In 2009, Catawba College was recorded as seventeenth in the U.S. News and World Report in the classification "Best Baccalaureate Colleges in the South." Catawba College has been reliably named as one of the "361 Best Colleges" by the Princeton Review, and the school's theater project is reliably appraised as one of the main 10 in the country, and in 2011 alone, winning 8 grants from the Metrolina Theater Association for their creation of Bright Lights, Big City. In 2008 and 2009, In Tune Monthly named Catawba College one of the best music schools in the nation.

History

Catawba College was established by the North Carolina Classis of the Reformed Church in the United States in 1851. The years taking after the opening of the school were years of developing success for the school, however the Civil War changed this as assets and understudies turned out to be less accessible.
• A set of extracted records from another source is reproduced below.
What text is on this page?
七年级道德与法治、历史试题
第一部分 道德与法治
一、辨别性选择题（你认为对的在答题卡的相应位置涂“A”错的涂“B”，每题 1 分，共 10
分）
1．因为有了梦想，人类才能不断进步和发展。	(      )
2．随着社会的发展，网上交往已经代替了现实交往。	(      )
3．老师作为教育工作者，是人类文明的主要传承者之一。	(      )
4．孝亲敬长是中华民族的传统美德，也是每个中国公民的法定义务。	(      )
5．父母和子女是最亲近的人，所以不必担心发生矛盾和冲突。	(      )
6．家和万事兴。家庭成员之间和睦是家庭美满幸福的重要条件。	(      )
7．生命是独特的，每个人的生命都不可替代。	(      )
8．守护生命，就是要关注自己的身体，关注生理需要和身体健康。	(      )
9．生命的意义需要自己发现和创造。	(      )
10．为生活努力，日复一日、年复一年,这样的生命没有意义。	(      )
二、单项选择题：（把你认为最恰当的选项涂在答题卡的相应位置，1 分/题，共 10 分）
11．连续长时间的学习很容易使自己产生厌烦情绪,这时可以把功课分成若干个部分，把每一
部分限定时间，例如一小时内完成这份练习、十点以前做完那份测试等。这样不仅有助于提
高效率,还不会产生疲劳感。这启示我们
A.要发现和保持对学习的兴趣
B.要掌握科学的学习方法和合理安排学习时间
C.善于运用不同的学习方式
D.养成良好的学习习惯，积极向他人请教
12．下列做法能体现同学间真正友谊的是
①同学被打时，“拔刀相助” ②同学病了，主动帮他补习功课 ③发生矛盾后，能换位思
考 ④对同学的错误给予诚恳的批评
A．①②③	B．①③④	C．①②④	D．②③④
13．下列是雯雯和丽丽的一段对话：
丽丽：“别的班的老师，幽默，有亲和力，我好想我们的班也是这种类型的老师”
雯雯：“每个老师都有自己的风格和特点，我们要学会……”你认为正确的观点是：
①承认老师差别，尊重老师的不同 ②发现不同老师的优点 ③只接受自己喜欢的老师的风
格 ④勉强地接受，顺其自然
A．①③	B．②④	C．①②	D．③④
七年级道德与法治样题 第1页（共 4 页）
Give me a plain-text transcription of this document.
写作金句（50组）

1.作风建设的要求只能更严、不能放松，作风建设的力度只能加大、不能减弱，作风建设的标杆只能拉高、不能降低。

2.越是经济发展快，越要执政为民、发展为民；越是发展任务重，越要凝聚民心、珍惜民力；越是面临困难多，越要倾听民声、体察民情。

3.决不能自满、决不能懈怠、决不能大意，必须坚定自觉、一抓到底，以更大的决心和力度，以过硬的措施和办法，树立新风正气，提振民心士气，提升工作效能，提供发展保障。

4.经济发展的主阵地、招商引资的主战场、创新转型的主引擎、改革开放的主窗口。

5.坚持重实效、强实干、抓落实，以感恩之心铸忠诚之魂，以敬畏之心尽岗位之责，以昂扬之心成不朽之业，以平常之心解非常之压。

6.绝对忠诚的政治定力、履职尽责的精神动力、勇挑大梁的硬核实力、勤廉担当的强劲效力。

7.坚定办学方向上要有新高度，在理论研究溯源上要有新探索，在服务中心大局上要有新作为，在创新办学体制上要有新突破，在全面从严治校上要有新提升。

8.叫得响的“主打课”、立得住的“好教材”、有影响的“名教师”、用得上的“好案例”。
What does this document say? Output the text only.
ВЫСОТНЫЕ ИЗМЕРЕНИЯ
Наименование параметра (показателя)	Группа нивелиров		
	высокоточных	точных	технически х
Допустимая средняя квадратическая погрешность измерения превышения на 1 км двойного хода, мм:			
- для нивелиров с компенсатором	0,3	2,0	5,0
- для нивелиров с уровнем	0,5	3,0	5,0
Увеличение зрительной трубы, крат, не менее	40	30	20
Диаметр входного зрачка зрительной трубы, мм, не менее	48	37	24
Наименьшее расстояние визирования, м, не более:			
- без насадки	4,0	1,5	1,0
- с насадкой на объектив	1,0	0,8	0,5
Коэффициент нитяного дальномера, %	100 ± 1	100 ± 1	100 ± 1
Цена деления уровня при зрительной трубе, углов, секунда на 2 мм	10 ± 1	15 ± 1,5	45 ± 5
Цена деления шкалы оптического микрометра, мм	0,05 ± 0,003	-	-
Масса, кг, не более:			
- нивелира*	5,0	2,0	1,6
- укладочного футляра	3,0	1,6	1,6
Amid the war years, the College turned into a foundation, working as Catawba High School from 1865 until 1885, whereupon it continued operations under its unique contract as Catawba College. Catawba got to be coeducational in 1890. Indeed, even with the expansion of ladies to the understudy body, the College attempted to defeat the exhaustion brought on by the war. Reacting to the offer of an in part developed quarters organization building and a few sections of land of area in Salisbury, trustee, school, and church authorities shut the grounds in Newton in 1923 and re-opened in Salisbury in 1925. 

The school is presently associated with the United Church of Christ, the successor to the Evangelical and Reformed Church, itself the successor to the Reformed Church in the United States.